On the basis of the information available, the Board of Statutory Auditors considers that the principles set out in the Remuneration Report are not inconsistent with the corporate objectives, strategies and policies of prudent risk management.
The Board of Statutory Auditors is not aware, in addition to that which has already been discussed earlier, of facts or details that need to be communicated to the Shareholders' Meeting. The Board of Statutory Auditors did not receive, during the year 2017, any complaints from shareholders pursuant to art. 2408 of the Italian Civil Code.
In the course of the activity performed and on the basis of the information obtained, no omissions, reprehensible facts, irregularities or in any case other significant circumstances were detected that would require reporting to the Supervisory Authorities or mention in this report.

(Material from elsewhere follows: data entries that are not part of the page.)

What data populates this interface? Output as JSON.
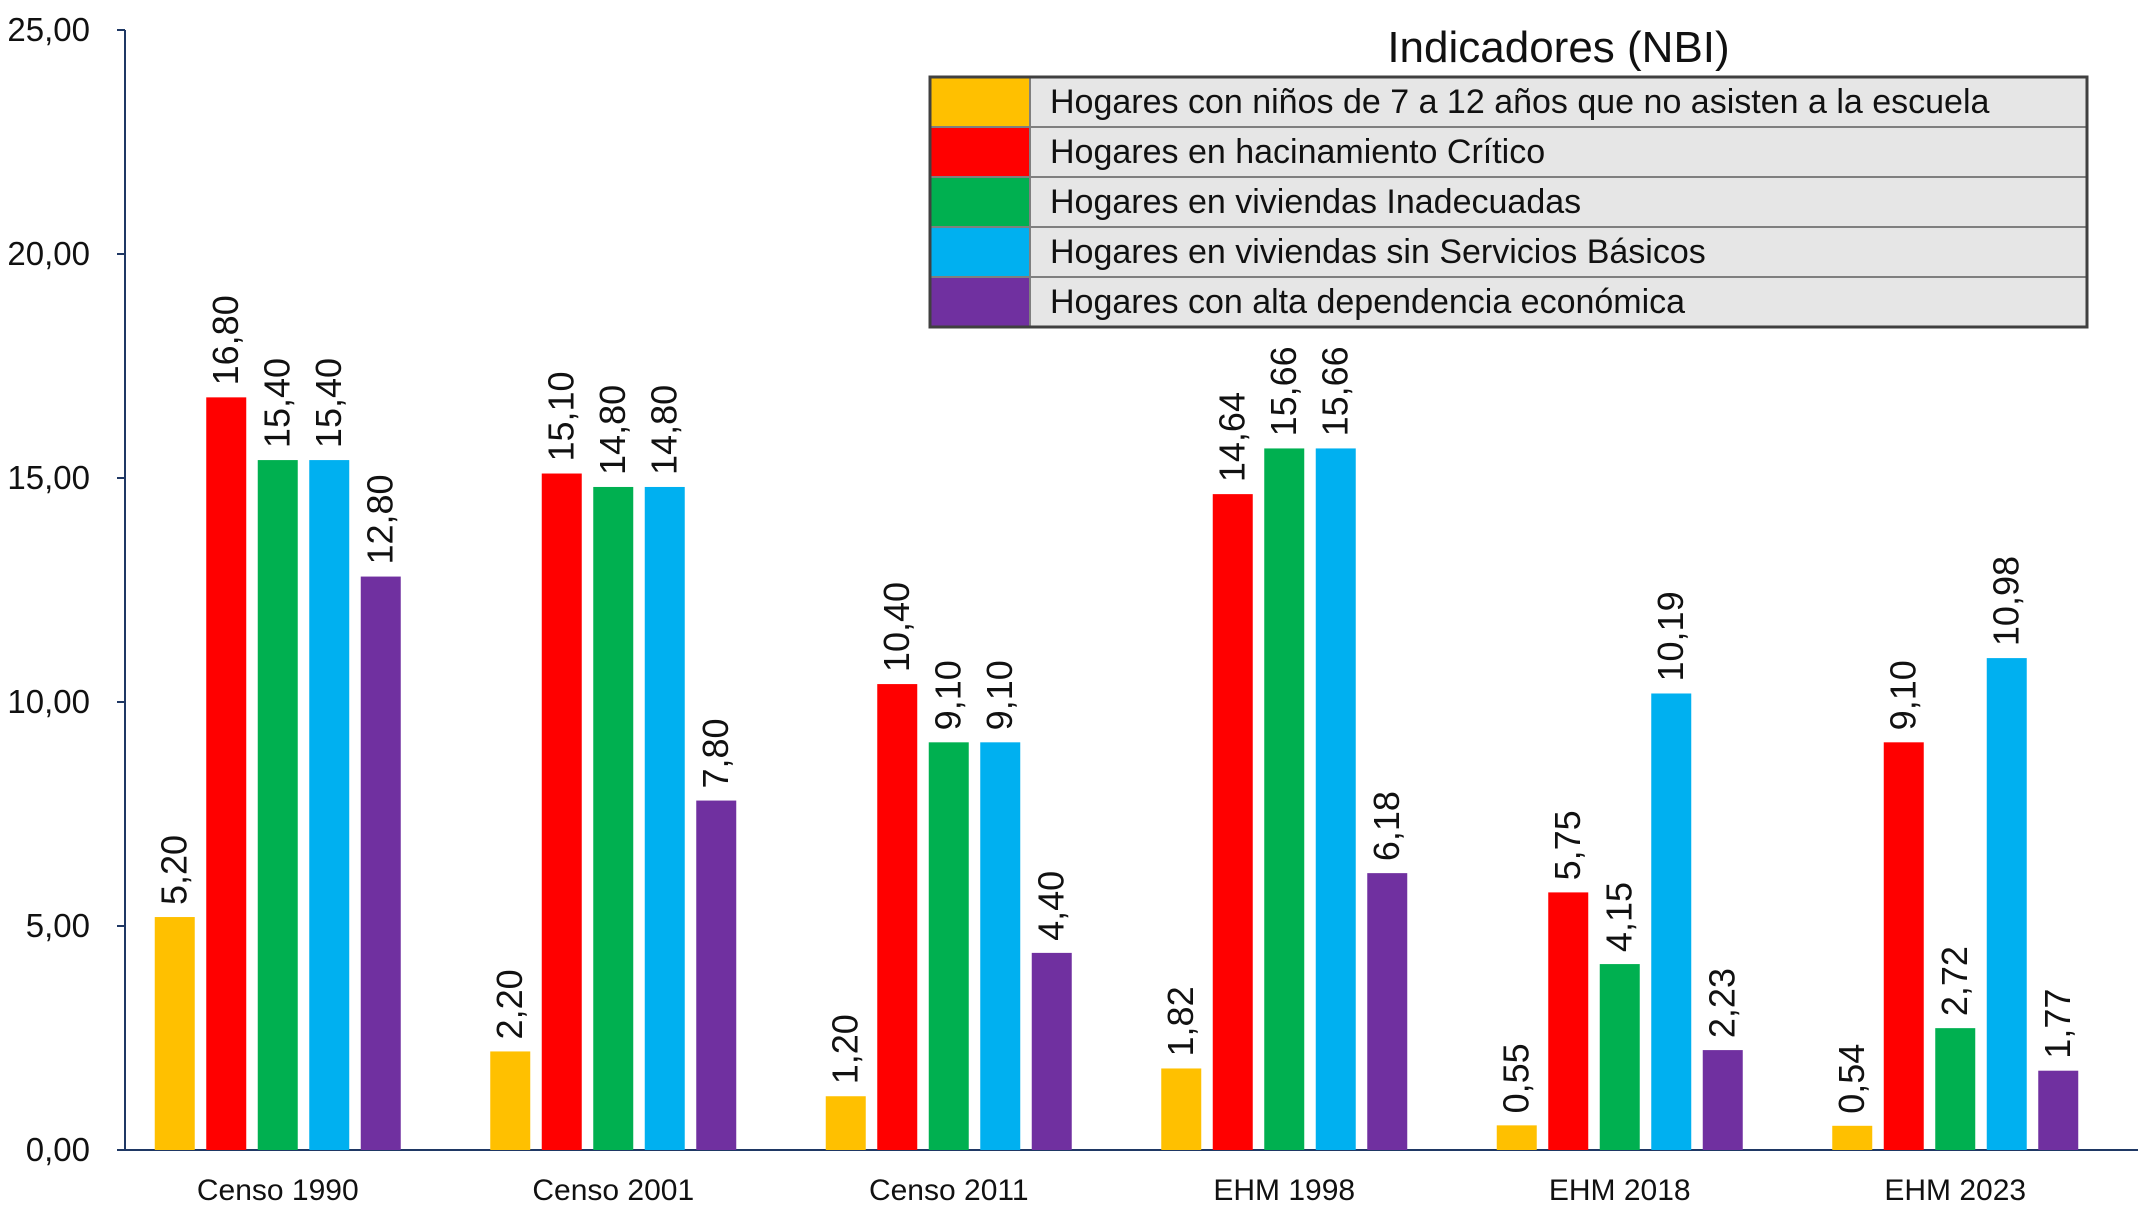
{
  "chart_data": {
    "type": "bar",
    "categories": [
      "Censo 1990",
      "Censo 2001",
      "Censo 2011",
      "EHM 1998",
      "EHM 2018",
      "EHM 2023"
    ],
    "ylim": [
      0,
      25
    ],
    "yticks": [
      "0,00",
      "5,00",
      "10,00",
      "15,00",
      "20,00",
      "25,00"
    ],
    "grid": false,
    "legend_position": "top-right",
    "legend_title": "Indicadores (NBI)",
    "series": [
      {
        "name": "Hogares con niños de 7 a 12 años que no asisten a la escuela",
        "color": "#FFC000",
        "values": [
          5.2,
          2.2,
          1.2,
          1.82,
          0.55,
          0.54
        ],
        "labels": [
          "5,20",
          "2,20",
          "1,20",
          "1,82",
          "0,55",
          "0,54"
        ]
      },
      {
        "name": "Hogares en hacinamiento Crítico",
        "color": "#FF0000",
        "values": [
          16.8,
          15.1,
          10.4,
          14.64,
          5.75,
          9.1
        ],
        "labels": [
          "16,80",
          "15,10",
          "10,40",
          "14,64",
          "5,75",
          "9,10"
        ]
      },
      {
        "name": "Hogares en viviendas Inadecuadas",
        "color": "#00B050",
        "values": [
          15.4,
          14.8,
          9.1,
          15.66,
          4.15,
          2.72
        ],
        "labels": [
          "15,40",
          "14,80",
          "9,10",
          "15,66",
          "4,15",
          "2,72"
        ]
      },
      {
        "name": "Hogares en viviendas sin Servicios Básicos",
        "color": "#00B0F0",
        "values": [
          15.4,
          14.8,
          9.1,
          15.66,
          10.19,
          10.98
        ],
        "labels": [
          "15,40",
          "14,80",
          "9,10",
          "15,66",
          "10,19",
          "10,98"
        ]
      },
      {
        "name": "Hogares con alta dependencia económica",
        "color": "#7030A0",
        "values": [
          12.8,
          7.8,
          4.4,
          6.18,
          2.23,
          1.77
        ],
        "labels": [
          "12,80",
          "7,80",
          "4,40",
          "6,18",
          "2,23",
          "1,77"
        ]
      }
    ]
  }
}
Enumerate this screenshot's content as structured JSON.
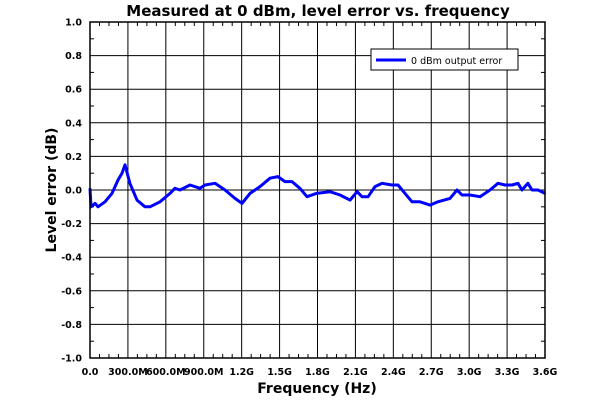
{
  "chart_data": {
    "type": "line",
    "title": "Measured at 0 dBm, level error vs. frequency",
    "xlabel": "Frequency (Hz)",
    "ylabel": "Level error (dB)",
    "x_unit": "MHz",
    "xlim": [
      0,
      3600
    ],
    "ylim": [
      -1.0,
      1.0
    ],
    "x_ticks": [
      0,
      300,
      600,
      900,
      1200,
      1500,
      1800,
      2100,
      2400,
      2700,
      3000,
      3300,
      3600
    ],
    "x_tick_labels": [
      "0.0",
      "300.0M",
      "600.0M",
      "900.0M",
      "1.2G",
      "1.5G",
      "1.8G",
      "2.1G",
      "2.4G",
      "2.7G",
      "3.0G",
      "3.3G",
      "3.6G"
    ],
    "y_ticks": [
      1.0,
      0.8,
      0.6,
      0.4,
      0.2,
      0.0,
      -0.2,
      -0.4,
      -0.6,
      -0.8,
      -1.0
    ],
    "y_tick_labels": [
      "1.0",
      "0.8",
      "0.6",
      "0.4",
      "0.2",
      "0.0",
      "-0.2",
      "-0.4",
      "-0.6",
      "-0.8",
      "-1.0"
    ],
    "grid": true,
    "legend_position": "top-right",
    "series": [
      {
        "name": "0 dBm output error",
        "color": "#0000ff",
        "points": [
          [
            0,
            0.01
          ],
          [
            8,
            -0.1
          ],
          [
            40,
            -0.08
          ],
          [
            63,
            -0.1
          ],
          [
            119,
            -0.07
          ],
          [
            174,
            -0.02
          ],
          [
            222,
            0.06
          ],
          [
            253,
            0.1
          ],
          [
            277,
            0.15
          ],
          [
            316,
            0.04
          ],
          [
            372,
            -0.06
          ],
          [
            435,
            -0.1
          ],
          [
            475,
            -0.1
          ],
          [
            554,
            -0.07
          ],
          [
            633,
            -0.02
          ],
          [
            672,
            0.01
          ],
          [
            712,
            0.0
          ],
          [
            791,
            0.03
          ],
          [
            870,
            0.01
          ],
          [
            910,
            0.03
          ],
          [
            989,
            0.04
          ],
          [
            1068,
            0.0
          ],
          [
            1147,
            -0.05
          ],
          [
            1203,
            -0.08
          ],
          [
            1266,
            -0.02
          ],
          [
            1345,
            0.02
          ],
          [
            1424,
            0.07
          ],
          [
            1487,
            0.08
          ],
          [
            1543,
            0.05
          ],
          [
            1598,
            0.05
          ],
          [
            1661,
            0.01
          ],
          [
            1717,
            -0.04
          ],
          [
            1791,
            -0.02
          ],
          [
            1899,
            -0.01
          ],
          [
            1978,
            -0.03
          ],
          [
            2057,
            -0.06
          ],
          [
            2113,
            -0.01
          ],
          [
            2152,
            -0.04
          ],
          [
            2200,
            -0.04
          ],
          [
            2255,
            0.02
          ],
          [
            2310,
            0.04
          ],
          [
            2389,
            0.03
          ],
          [
            2437,
            0.03
          ],
          [
            2492,
            -0.02
          ],
          [
            2548,
            -0.07
          ],
          [
            2611,
            -0.07
          ],
          [
            2690,
            -0.09
          ],
          [
            2753,
            -0.07
          ],
          [
            2848,
            -0.05
          ],
          [
            2904,
            0.0
          ],
          [
            2943,
            -0.03
          ],
          [
            3006,
            -0.03
          ],
          [
            3086,
            -0.04
          ],
          [
            3165,
            0.0
          ],
          [
            3228,
            0.04
          ],
          [
            3283,
            0.03
          ],
          [
            3339,
            0.03
          ],
          [
            3386,
            0.04
          ],
          [
            3418,
            0.0
          ],
          [
            3465,
            0.04
          ],
          [
            3497,
            0.0
          ],
          [
            3545,
            0.0
          ],
          [
            3600,
            -0.02
          ]
        ]
      }
    ]
  }
}
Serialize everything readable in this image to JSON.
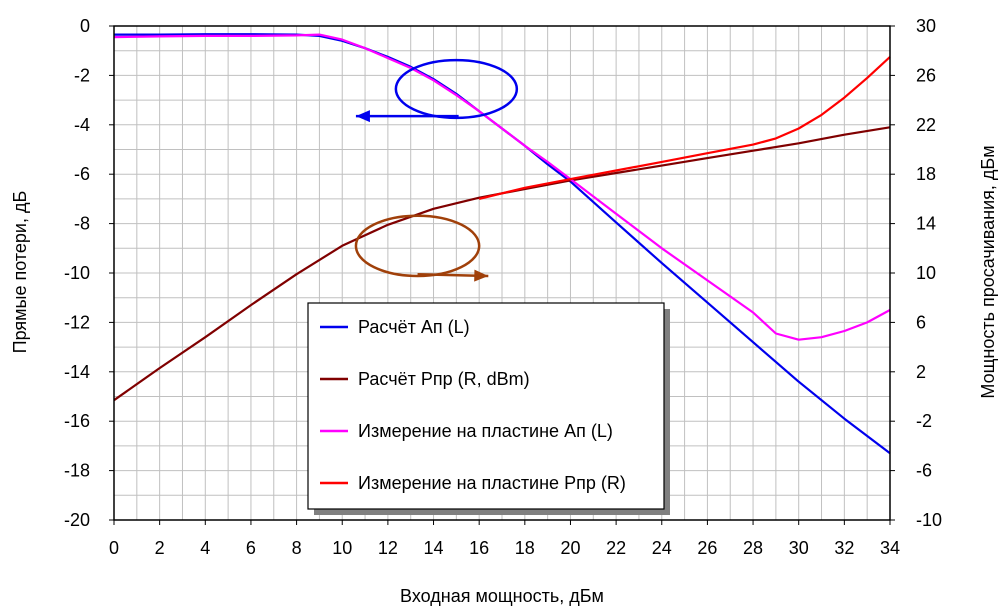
{
  "chart_data": {
    "type": "line",
    "xlabel": "Входная мощность, дБм",
    "ylabel_left": "Прямые потери, дБ",
    "ylabel_right": "Мощность просачивания, дБм",
    "xlim": [
      0,
      34
    ],
    "ylim_left": [
      -20,
      0
    ],
    "ylim_right": [
      -10,
      30
    ],
    "x_ticks": [
      0,
      2,
      4,
      6,
      8,
      10,
      12,
      14,
      16,
      18,
      20,
      22,
      24,
      26,
      28,
      30,
      32,
      34
    ],
    "y_ticks_left": [
      0,
      -2,
      -4,
      -6,
      -8,
      -10,
      -12,
      -14,
      -16,
      -18,
      -20
    ],
    "y_ticks_right": [
      30,
      26,
      22,
      18,
      14,
      10,
      6,
      2,
      -2,
      -6,
      -10
    ],
    "grid": true,
    "legend_placement": "center-bottom",
    "series": [
      {
        "name": "Расчёт Ап (L)",
        "axis": "left",
        "color": "#0000ee",
        "points": [
          [
            0,
            -0.35
          ],
          [
            2,
            -0.35
          ],
          [
            4,
            -0.33
          ],
          [
            6,
            -0.33
          ],
          [
            8,
            -0.35
          ],
          [
            9,
            -0.4
          ],
          [
            10,
            -0.6
          ],
          [
            11,
            -0.9
          ],
          [
            12,
            -1.25
          ],
          [
            13,
            -1.65
          ],
          [
            14,
            -2.15
          ],
          [
            15,
            -2.75
          ],
          [
            16,
            -3.45
          ],
          [
            17,
            -4.15
          ],
          [
            18,
            -4.85
          ],
          [
            19,
            -5.6
          ],
          [
            20,
            -6.3
          ],
          [
            22,
            -7.95
          ],
          [
            24,
            -9.6
          ],
          [
            26,
            -11.2
          ],
          [
            28,
            -12.8
          ],
          [
            30,
            -14.4
          ],
          [
            32,
            -15.9
          ],
          [
            34,
            -17.3
          ]
        ]
      },
      {
        "name": "Расчёт Рпр (R, dBm)",
        "axis": "right",
        "color": "#800000",
        "points": [
          [
            0,
            -0.3
          ],
          [
            2,
            2.3
          ],
          [
            4,
            4.8
          ],
          [
            6,
            7.4
          ],
          [
            8,
            9.9
          ],
          [
            10,
            12.2
          ],
          [
            12,
            13.9
          ],
          [
            14,
            15.2
          ],
          [
            16,
            16.1
          ],
          [
            18,
            16.8
          ],
          [
            20,
            17.5
          ],
          [
            22,
            18.1
          ],
          [
            24,
            18.7
          ],
          [
            26,
            19.3
          ],
          [
            28,
            19.9
          ],
          [
            30,
            20.5
          ],
          [
            32,
            21.2
          ],
          [
            34,
            21.8
          ]
        ]
      },
      {
        "name": "Измерение на пластине Ап (L)",
        "axis": "left",
        "color": "#ff00ff",
        "points": [
          [
            0,
            -0.45
          ],
          [
            2,
            -0.42
          ],
          [
            4,
            -0.4
          ],
          [
            6,
            -0.4
          ],
          [
            8,
            -0.38
          ],
          [
            9,
            -0.35
          ],
          [
            10,
            -0.55
          ],
          [
            11,
            -0.9
          ],
          [
            12,
            -1.3
          ],
          [
            13,
            -1.7
          ],
          [
            14,
            -2.2
          ],
          [
            15,
            -2.8
          ],
          [
            16,
            -3.45
          ],
          [
            17,
            -4.15
          ],
          [
            18,
            -4.85
          ],
          [
            19,
            -5.5
          ],
          [
            20,
            -6.2
          ],
          [
            22,
            -7.6
          ],
          [
            24,
            -9.0
          ],
          [
            26,
            -10.3
          ],
          [
            28,
            -11.6
          ],
          [
            29,
            -12.45
          ],
          [
            30,
            -12.7
          ],
          [
            31,
            -12.6
          ],
          [
            32,
            -12.35
          ],
          [
            33,
            -12.0
          ],
          [
            34,
            -11.5
          ]
        ]
      },
      {
        "name": "Измерение на пластине Рпр (R)",
        "axis": "right",
        "color": "#ff0000",
        "points": [
          [
            16,
            16.0
          ],
          [
            18,
            16.9
          ],
          [
            20,
            17.6
          ],
          [
            22,
            18.3
          ],
          [
            24,
            19.0
          ],
          [
            26,
            19.7
          ],
          [
            28,
            20.4
          ],
          [
            29,
            20.9
          ],
          [
            30,
            21.7
          ],
          [
            31,
            22.8
          ],
          [
            32,
            24.2
          ],
          [
            33,
            25.8
          ],
          [
            34,
            27.5
          ]
        ]
      }
    ],
    "annotations": [
      {
        "shape": "ellipse",
        "color": "#0000ee",
        "center": [
          15,
          -2.55
        ],
        "rx_units": 2.65,
        "ry_units": 1.17,
        "arrow_to": [
          10.6,
          -3.65
        ],
        "arrow_from": [
          15.1,
          -3.65
        ]
      },
      {
        "shape": "ellipse",
        "color": "#a0400a",
        "center": [
          13.3,
          -8.9
        ],
        "rx_units": 2.7,
        "ry_units": 1.22,
        "arrow_to": [
          16.4,
          -10.12
        ],
        "arrow_from": [
          13.3,
          -10.05
        ]
      }
    ]
  }
}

In conclusion, the Board of Statutory Auditors - taking into account the specific tasks conferred to the external auditing firm regarding auditing of the accounts and of the reliability of the financial statements - issued its opinion without qualifications, and in light of the claims issued pursuant to art. 154 bis of Legislative Decree 58/1998 by the Officer appointed to prepare the accounts and the corporate documents and by the CEO, has no comments to make to the Shareholders' Meeting, pursuant to art. 153 of the Consolidated Law on Finance, concerning the approval of the financial statements for the year to 31 December 2017, accompanied by the Management Report, as presented by the Board of Directors, and therefore has no objections to the approval of the financial statements, to the proposed allocation of the operating profit or to distribution of the dividends.
Venice - Mestre, 16 March 2018
For the Board of Statutory Auditors The Chairman
Giacomo Bugna
This report has been translated into the English language solely for the convenience of international readers.
The attached report of the independent auditors and the consolidated financial statements, to which the report refers, conform to those which will be deposited at the registered office of Banca IFIS S.p.A. and published pursuant to the law; subsequent to the date of the report, EY S.p.A. did not carry out any audit work aimed at updating its contents.